These idiots won't try, make stupid choices and have their priorities totally screwed up.
To refuse to support oneself- to take on none of society's responsibilities, one relinqishes the rights and privileges of a citizen. In effect, they should become a voluntary inmate.
IF they want the taxpayers support, they should make a declaration of paupery and enter an institution where their lives will be run for them!
The basics will be provided and they will have to WORK for those. No luxuries, no vote and not a lot of free choices.
Of course, they are free to leave- but no dole!
Six kids only 25 and on the benefit, all her kids are probably going to be a menace to society. You want to stop people like her to stop having kids, then don't give a benefit for the additional kids she has on the benefit, simple.
Gloria
Here is one major reason for the problem, in the words of the beneficiary herself: "It does feel good not having to answer to anyone, but I get worried how we will make ends meet, "
Not having to answer to anyone! As she sees it getting money from the state brings no responsibility with it. The money is handed out and nobody cares what happens to it or checks up on the recipients. Labour passes out the cash and then abrogates responsibility for seeing how it is spent. There is literally no one to answer to!
There is the common theme of "needing" Sky as their "only" luxury; while many workers paying for their lifestyle do not have Sky as they cannot afford it.
The other sad part is that many of the beneficiaries have many "only" luxuries - smoking, drinking, sky and the game console at least.
Gloria, you made a reference to Blair and intervention, on an earlier thread. I am assuming you mean Tony Blair. Do you have a link for the information?
I don't have a link Lindsay as the article was in Friday's Manawatu Standard, 'Blair: Sort out the kids early' (Sept 1). p.7.
As it's relatively short I've copied it;
London: Prime Minister Tony Blair said today the Government should intervene 'at a very early stage' to stop the children of problem families growing up into troublemakers themselves.
Mr Blair said teenage mothers could be required to accept state assistance with bringing up their children and could face sanctions if they refused. Intervention could even be taken 'pre-birth'.
"If we are not prepared to predict and intervene far more early then there are children that are going to grow up in families that we know perfectly well are completely dysfunctional, and the kids a few years down the line are going to be a menace to society and actually a threat to themselves," he told BBC.
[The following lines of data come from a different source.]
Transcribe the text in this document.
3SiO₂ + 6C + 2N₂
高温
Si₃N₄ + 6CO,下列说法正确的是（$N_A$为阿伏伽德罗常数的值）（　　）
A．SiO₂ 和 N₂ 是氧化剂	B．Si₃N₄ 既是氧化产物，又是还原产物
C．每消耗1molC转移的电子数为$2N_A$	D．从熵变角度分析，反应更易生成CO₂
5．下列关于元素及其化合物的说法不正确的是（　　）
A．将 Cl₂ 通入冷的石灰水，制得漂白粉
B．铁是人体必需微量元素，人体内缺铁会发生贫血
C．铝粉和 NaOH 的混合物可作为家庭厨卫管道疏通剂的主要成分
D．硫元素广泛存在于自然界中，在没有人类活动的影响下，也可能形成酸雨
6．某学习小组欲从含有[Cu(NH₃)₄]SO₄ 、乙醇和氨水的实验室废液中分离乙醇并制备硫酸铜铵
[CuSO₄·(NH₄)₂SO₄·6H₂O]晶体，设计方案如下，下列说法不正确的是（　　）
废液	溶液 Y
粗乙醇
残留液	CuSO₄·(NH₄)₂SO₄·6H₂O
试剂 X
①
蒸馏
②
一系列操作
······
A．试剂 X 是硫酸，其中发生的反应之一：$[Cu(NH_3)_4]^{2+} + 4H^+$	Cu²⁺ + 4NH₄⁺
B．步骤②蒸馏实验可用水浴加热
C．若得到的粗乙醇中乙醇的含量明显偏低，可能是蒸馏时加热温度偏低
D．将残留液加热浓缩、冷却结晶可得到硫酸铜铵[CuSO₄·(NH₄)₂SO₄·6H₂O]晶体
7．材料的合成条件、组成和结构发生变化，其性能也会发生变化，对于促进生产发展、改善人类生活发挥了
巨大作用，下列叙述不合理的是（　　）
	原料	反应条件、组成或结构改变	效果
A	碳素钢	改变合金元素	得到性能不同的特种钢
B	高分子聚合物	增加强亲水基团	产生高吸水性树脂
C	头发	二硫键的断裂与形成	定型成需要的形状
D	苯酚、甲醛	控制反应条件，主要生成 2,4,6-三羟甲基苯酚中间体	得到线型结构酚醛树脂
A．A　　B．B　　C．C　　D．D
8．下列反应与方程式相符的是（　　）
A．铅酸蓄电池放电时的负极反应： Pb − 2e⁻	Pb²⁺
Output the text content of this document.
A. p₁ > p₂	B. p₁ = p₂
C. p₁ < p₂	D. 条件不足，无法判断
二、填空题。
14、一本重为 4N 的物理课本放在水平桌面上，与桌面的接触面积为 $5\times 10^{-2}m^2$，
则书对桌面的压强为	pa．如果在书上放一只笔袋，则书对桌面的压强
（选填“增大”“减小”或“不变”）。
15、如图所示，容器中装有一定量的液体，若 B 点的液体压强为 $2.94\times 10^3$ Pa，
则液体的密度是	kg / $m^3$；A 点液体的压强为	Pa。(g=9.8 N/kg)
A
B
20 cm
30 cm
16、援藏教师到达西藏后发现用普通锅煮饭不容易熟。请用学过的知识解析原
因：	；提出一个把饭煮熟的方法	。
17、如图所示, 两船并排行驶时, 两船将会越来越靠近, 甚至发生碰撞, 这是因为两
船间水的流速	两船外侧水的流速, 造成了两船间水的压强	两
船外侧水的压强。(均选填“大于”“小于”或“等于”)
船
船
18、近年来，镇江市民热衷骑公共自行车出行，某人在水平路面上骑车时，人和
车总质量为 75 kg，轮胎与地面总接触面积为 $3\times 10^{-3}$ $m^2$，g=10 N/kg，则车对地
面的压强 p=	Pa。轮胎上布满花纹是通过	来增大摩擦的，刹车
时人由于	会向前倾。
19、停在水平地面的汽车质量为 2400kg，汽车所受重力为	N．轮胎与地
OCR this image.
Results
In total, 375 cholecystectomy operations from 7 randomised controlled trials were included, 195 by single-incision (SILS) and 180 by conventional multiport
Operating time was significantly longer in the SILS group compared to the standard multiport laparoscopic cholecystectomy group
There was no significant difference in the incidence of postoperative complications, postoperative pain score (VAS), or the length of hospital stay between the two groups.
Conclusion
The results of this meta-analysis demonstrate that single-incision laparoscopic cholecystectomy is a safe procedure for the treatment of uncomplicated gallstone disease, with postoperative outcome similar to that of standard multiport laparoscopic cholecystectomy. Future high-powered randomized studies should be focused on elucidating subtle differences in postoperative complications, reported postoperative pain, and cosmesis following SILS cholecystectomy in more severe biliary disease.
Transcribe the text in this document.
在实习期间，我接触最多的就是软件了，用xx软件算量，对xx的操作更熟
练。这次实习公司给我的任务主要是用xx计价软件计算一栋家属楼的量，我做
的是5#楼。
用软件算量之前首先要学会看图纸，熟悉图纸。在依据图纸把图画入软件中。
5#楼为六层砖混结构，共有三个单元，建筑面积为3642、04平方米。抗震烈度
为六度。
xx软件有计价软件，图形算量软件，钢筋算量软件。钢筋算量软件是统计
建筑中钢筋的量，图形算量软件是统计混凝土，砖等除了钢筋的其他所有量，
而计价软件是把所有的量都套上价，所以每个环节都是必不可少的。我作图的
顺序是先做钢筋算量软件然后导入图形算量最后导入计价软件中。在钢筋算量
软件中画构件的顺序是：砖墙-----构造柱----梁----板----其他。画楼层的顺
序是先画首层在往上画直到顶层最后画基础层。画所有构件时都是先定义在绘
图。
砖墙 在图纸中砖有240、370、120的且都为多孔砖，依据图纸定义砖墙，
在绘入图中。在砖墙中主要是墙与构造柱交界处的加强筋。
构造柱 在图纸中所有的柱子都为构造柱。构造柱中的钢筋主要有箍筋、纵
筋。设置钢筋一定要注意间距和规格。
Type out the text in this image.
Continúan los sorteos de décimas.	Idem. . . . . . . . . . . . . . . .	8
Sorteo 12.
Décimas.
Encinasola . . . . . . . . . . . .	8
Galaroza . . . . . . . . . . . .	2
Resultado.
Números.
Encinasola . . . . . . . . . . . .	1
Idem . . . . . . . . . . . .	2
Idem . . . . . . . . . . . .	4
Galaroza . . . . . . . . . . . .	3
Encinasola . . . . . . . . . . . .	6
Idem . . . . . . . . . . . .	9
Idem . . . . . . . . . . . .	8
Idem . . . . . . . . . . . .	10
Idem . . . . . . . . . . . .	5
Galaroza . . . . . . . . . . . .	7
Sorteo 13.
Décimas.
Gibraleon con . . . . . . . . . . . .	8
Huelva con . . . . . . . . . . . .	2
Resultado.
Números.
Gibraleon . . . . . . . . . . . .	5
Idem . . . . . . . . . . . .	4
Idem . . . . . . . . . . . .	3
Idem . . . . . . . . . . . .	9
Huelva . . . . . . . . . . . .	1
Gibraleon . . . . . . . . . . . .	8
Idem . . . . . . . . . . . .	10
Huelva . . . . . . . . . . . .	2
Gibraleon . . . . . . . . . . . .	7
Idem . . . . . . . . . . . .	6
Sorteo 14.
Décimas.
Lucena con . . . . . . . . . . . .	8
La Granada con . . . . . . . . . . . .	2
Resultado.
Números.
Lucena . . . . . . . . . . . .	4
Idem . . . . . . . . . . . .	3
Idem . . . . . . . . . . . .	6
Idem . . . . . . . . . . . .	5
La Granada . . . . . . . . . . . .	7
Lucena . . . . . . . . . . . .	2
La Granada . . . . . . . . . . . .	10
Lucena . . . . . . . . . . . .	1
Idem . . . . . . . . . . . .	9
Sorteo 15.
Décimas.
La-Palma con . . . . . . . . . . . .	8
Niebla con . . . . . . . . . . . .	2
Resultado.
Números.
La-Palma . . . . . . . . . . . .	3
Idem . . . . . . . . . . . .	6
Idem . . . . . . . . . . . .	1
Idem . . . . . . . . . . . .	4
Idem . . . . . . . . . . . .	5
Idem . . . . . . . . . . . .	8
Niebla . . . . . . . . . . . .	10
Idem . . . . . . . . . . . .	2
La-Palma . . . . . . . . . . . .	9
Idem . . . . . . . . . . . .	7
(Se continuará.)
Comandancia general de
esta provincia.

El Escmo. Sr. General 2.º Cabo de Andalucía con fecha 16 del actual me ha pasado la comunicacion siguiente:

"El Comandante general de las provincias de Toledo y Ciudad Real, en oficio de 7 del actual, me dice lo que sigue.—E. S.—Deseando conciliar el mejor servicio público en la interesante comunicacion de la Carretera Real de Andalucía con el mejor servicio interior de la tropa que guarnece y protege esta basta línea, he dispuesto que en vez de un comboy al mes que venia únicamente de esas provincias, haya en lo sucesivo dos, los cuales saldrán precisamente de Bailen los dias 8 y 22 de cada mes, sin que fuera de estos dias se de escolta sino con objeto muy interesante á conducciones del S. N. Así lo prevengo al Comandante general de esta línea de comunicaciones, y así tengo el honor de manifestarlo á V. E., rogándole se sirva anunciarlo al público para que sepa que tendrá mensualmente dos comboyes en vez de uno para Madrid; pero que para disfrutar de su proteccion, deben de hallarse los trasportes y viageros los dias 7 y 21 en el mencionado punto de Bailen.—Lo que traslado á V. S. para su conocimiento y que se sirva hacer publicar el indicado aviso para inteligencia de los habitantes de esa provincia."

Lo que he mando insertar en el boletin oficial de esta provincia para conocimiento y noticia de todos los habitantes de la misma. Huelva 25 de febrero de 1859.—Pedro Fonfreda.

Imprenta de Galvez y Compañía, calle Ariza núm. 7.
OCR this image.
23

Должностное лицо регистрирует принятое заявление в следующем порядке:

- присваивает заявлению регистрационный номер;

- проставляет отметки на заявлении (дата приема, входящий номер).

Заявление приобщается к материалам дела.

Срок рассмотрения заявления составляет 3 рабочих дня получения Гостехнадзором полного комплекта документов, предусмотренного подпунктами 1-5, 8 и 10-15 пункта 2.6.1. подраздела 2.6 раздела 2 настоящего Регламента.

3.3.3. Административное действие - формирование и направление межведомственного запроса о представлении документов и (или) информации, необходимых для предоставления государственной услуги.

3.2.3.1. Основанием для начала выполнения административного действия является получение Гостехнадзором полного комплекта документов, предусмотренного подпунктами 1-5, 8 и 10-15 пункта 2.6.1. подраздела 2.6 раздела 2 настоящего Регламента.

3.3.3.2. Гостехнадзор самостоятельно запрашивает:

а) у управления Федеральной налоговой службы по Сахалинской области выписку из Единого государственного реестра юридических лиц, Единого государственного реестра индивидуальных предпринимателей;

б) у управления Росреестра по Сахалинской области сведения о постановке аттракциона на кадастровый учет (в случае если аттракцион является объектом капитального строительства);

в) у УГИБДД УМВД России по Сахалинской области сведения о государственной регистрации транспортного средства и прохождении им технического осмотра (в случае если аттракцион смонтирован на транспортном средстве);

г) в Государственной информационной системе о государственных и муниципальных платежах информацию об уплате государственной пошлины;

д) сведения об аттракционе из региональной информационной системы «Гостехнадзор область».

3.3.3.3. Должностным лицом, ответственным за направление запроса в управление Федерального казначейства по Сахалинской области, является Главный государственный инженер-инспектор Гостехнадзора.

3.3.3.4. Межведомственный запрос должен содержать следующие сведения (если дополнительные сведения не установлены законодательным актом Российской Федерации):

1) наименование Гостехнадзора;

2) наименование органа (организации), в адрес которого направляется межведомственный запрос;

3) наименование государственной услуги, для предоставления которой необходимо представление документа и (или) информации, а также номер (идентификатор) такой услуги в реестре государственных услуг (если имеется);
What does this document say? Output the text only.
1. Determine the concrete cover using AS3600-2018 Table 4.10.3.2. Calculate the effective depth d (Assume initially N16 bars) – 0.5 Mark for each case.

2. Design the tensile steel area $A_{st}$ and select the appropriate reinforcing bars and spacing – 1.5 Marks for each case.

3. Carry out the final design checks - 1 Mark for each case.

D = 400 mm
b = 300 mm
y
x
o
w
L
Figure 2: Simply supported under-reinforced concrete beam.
He said the Government could say to an unmarried teenager mother who was not in a stable relationship: "Here is the support we are prepared to offer you, but we do need to keep a careful watch on you and how your situation is developing because all the indicators are that your type of situation can lead to problems in the future."
Conservative policy director Oliver Letwin said more state intervention was not the answer.
"The only realistic way forward lies with social enterprise, charities and voluntary groups.
It is no good the Government simply trying to run peoples' lives."